We need an api to stream. We have an api auth and a status listener Listener() so now we can create our stream object twitter_stream.

Then we will use filter to stream all tweets containing the word Trump or Warren. The track parameter is an array of search terms to stream.

twitter_stream = Stream(auth, Listener())
twitter_stream.filter(track = ['Trump', 'Warren'])
Honored to be quoted in this piece along with amp Agree with Tribe s conclusion that obstructing

Boom

BREAKING New York Gov Andrew Cuomo just responded to Trump switching residency to Florida HE SAID THIS Good rid

I suspected but President Trump showed us how deep and dangerous it is

yall mad at yg for kicking a grown ass man off his stage at HIS event but yall won t be mad at donald trump for kicking

I see many long breadlines in the future under a President Warren

The greatest traitors to the Ummah in our time are the Saudi Regime and those who support it What other regime in thi

It has been 3 years and Donald Trump hasn t done anything wrong Donald Trump hasn t done a single thing of which he

Plotting the data

Now we are going to plot the sentiment of the data which we have got from twitter.

We will begin by importing the necessary libraries-

  • pandas is used for data manipulation.
  • pyplot from matplotlib is used for drawing plots.
  • FuncAnimation from matplotlib.animation is used for real-time plots.

%matplotlib notebook ensures that the plot is plotted in the jupyter notebook itself.

import pandas as pd
import matplotlib.pyplot as plt

from matplotlib.animation import FuncAnimation
%matplotlib notebook

Here we have set the style to fivethirtyeight which is an in-built matplotlib style.

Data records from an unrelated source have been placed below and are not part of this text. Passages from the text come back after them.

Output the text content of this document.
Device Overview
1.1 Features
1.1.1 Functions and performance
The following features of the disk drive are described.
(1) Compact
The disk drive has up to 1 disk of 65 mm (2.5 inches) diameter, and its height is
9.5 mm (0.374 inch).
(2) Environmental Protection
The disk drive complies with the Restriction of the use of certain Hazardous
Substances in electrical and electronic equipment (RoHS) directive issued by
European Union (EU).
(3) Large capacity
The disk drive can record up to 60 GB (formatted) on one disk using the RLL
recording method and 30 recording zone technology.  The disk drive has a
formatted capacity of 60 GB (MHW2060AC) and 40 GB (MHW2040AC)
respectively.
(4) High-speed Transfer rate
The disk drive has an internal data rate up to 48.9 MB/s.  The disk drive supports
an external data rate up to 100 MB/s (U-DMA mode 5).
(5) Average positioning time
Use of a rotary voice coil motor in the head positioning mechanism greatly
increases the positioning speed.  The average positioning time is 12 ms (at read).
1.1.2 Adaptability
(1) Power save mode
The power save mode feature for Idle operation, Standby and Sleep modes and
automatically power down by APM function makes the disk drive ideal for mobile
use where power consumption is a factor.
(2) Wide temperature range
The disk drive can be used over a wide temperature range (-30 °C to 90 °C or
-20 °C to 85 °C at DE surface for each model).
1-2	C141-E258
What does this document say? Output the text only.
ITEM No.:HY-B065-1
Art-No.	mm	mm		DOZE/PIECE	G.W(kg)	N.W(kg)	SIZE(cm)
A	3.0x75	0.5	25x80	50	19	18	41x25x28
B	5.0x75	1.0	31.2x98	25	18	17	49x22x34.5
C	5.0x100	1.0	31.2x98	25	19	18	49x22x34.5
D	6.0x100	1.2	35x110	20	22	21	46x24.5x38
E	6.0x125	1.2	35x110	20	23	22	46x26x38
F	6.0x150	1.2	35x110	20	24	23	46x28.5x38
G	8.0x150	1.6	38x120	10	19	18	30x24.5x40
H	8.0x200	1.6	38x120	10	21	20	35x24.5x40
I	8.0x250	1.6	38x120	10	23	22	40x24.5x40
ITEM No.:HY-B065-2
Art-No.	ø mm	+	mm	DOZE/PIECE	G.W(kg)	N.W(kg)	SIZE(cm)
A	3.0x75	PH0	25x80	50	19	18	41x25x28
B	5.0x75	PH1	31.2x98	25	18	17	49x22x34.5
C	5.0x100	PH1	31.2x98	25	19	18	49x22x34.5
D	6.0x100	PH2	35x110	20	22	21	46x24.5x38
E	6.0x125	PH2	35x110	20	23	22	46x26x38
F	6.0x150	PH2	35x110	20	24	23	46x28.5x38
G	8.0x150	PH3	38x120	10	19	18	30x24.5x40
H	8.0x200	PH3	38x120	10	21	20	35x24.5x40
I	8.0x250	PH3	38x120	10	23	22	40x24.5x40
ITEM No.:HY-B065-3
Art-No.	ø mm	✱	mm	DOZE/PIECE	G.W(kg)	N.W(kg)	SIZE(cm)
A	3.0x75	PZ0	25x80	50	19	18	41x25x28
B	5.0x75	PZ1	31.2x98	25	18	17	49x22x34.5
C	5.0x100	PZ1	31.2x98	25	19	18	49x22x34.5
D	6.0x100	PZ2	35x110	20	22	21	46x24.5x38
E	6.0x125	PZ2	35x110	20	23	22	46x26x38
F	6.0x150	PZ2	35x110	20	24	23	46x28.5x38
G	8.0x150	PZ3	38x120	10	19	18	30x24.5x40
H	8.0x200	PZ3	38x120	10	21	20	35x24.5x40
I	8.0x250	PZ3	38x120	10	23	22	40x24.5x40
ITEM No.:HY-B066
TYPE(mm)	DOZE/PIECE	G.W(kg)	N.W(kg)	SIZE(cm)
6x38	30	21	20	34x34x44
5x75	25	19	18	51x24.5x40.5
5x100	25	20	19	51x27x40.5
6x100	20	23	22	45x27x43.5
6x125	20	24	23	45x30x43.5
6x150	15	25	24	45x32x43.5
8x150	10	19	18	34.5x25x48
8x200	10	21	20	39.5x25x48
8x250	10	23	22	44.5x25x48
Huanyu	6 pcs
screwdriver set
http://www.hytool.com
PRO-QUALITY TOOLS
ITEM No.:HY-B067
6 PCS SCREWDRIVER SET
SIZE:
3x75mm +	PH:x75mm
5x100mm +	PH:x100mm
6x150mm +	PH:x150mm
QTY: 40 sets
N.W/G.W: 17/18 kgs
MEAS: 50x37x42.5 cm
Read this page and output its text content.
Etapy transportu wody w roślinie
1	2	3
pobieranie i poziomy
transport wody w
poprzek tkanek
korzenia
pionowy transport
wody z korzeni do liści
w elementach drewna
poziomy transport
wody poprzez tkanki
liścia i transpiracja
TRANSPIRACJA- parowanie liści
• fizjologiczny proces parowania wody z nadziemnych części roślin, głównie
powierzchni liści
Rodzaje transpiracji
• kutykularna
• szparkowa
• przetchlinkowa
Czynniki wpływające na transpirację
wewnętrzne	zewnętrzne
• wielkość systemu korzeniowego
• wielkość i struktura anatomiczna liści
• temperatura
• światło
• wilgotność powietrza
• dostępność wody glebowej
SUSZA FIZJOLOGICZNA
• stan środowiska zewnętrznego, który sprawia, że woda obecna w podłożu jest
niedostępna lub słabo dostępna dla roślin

plt.style.use('fivethirtyeight')
  • We are going to show the recent 10000 tweet data on the plot. Hence we have set frame_len = 10000.
  • We have set the canvas size to 9x6.
  • Then we are creating a function animate() and inside that, we are going to read the sentiment.csv file which contains the live data.
  • After that, we are copying the Trump sentiment data to y1 and Warren sentiment data to y2.
  • Then we are checking the length. If length is less than 10000 we are plotting the data as it is otherwise we are only plotting the recent 10000.
  • FuncAnimation() makes an animation by repeatedly calling the function animate().The first parameter of FuncAnimation() is the figure object used to get needed events, such as draw or resize. plt.gcf() gets the current figure. interval sets the delay between frames in milliseconds.
frame_len = 10000

fig = plt.figure(figsize=(9,6))

def animate(i):
    data = pd.read_csv('sentiment.csv')
    y1 = data['Trump']
    y2 = data['Warren']

    if len(y1)<=frame_len:
        plt.cla()
        plt.plot(y1, label='Donald Trump')
        plt.plot(y2, label='Elizabeth Warren')
    else:
        plt.cla()
        plt.plot(y1[-frame_len: ], label='Donald Trump')
        plt.plot(y2[-frame_len: ], label='Elizabeth Warren')
    
    plt.legend(loc='upper left')
    plt.tight_layout()


ani = FuncAnimation(plt.gcf(), animate, interval=1000)

Summary

We have seen many things in this project. We started by getting access to the keys. Then we authorized our API using the keys. After that, we scrapped live filtered tweets from twitter. We pre-processed them, found their sentiment, and stored the sentiment in a CSV file in a proper format. Then we read the CSV file and created a function that continuously plots the data. Further on you can change the keywords and filter tweets according to your need and draw various plots.